No STF, tramita uma ação que discute o dever de revelação dos árbitros, enquanto no Legislativo está em análise um projeto de lei voltado a reforçar a transparência e a imparcialidade na arbitragem.

Histórico

A história da arbitragem no Brasil reflete uma trajetória de superação de resistências iniciais e consolidação como um importante meio de resolução de controvérsias. Por muito tempo, o instituto enfrentou barreiras decorrentes da falta de tradição em seu uso e de entraves impostos pelos dispositivos legais.

De acordo com o professor Carlos Alberto Carmona, em sua obra “Arbitragem e Processo. Um comentário à lei 9.307/96”, desde o CC de 1916, passando pelo CPC de 1939, a arbitragem era tratada de forma limitada, com exigências burocráticas que dificultavam sua aplicação prática.

O CPC de 1973, ainda que considerado um marco jurídico, também não trouxe inovações substanciais nesse campo, exigindo, por exemplo, a homologação judicial dos laudos arbitrais pelo Judiciário tradicional. Isso resultava em atrasos e retirava algumas das principais vantagens da arbitragem, como a celeridade e a confidencialidade.

Na década de 1980, diante do aumento das críticas sobre a lentidão e a sobrecarga do Judiciário, surgiram as primeiras tentativas de modernização legislativa.

O primeiro anteprojeto de lei sobre arbitragem, publicado em 1981, buscava equiparar a cláusula arbitral ao compromisso arbitral e dispensar a necessidade de homologação judicial dos laudos.

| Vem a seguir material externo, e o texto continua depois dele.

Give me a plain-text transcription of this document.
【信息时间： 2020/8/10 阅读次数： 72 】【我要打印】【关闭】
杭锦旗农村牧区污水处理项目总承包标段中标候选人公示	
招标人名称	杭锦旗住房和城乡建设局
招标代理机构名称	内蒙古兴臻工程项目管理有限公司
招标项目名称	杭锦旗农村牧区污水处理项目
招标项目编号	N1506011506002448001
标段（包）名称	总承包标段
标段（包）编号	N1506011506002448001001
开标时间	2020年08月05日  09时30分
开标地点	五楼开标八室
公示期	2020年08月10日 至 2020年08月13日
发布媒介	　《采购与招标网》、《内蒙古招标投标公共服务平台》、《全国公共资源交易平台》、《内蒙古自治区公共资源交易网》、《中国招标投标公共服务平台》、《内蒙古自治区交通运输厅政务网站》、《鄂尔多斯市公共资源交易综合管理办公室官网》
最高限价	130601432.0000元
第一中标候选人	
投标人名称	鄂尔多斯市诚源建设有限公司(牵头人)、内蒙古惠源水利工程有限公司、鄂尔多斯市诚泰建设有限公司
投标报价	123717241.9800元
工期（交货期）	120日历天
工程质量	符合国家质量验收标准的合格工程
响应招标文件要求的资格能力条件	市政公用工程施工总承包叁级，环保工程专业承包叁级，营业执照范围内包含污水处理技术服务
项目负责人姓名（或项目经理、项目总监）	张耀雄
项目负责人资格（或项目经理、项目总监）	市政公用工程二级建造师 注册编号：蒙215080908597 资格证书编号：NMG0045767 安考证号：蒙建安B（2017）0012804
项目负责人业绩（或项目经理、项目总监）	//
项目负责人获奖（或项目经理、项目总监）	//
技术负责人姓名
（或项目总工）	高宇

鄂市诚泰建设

Importante esclarecer que a cláusula arbitral é um pacto anterior à existência do conflito, já o compromisso arbitral surge tendo sido o conflito instaurado. No entanto, apesar das boas intenções, o texto do anteprojeto apresentava imprecisões técnicas e acabou sendo abandonado.

Tentativas subsequentes em 1986 e 1988 enfrentaram problemas semelhantes. O anteprojeto de 1988, por exemplo, propunha que laudos arbitrais estivessem sujeitos a recurso de apelação, o que contrariava a essência da arbitragem como um meio célere e final de resolução de conflitos.

A virada decisiva ocorreu com a Operação Arbiter, uma iniciativa liderada pelo Instituto Liberal de Pernambuco, em 1991. Esse movimento reuniu diversas entidades, como a Associação Comercial de São Paulo e a Fiesp, além de acadêmicos, advogados e representantes do setor jurídico, para discutir e elaborar um novo anteprojeto de lei.

Em 1996, o presidente da Comissão de Arbitragem da ACRJ, Cláudio Vianna de Lima, em artigo no Jornal do Commercio, elogiou a iniciativa da Operação Arbiter. Ele afirmou que o projeto colocou o instituto da arbitragem nos eixos corretos, e que o Brasil estava, até então, tratando a arbitragem como “se fosse a Gata Borralheira, sem acesso à Fada Madrinha”. 

 (Imagem: Jornal do Commercio)

Em artigo no “Jornal do Commercio”, Cláudio Vianna de Lima elogiou o projeto da lei de arbitragem.(Imagem: Jornal do Commercio)

O texto resultante foi amplamente debatido e refinado, sendo apresentado em seminários e recebendo contribuições de diversos setores da sociedade. Esse esforço resultou na criação da lei 9.307/96, que representou uma revolução na forma como a arbitragem era tratada no Brasil.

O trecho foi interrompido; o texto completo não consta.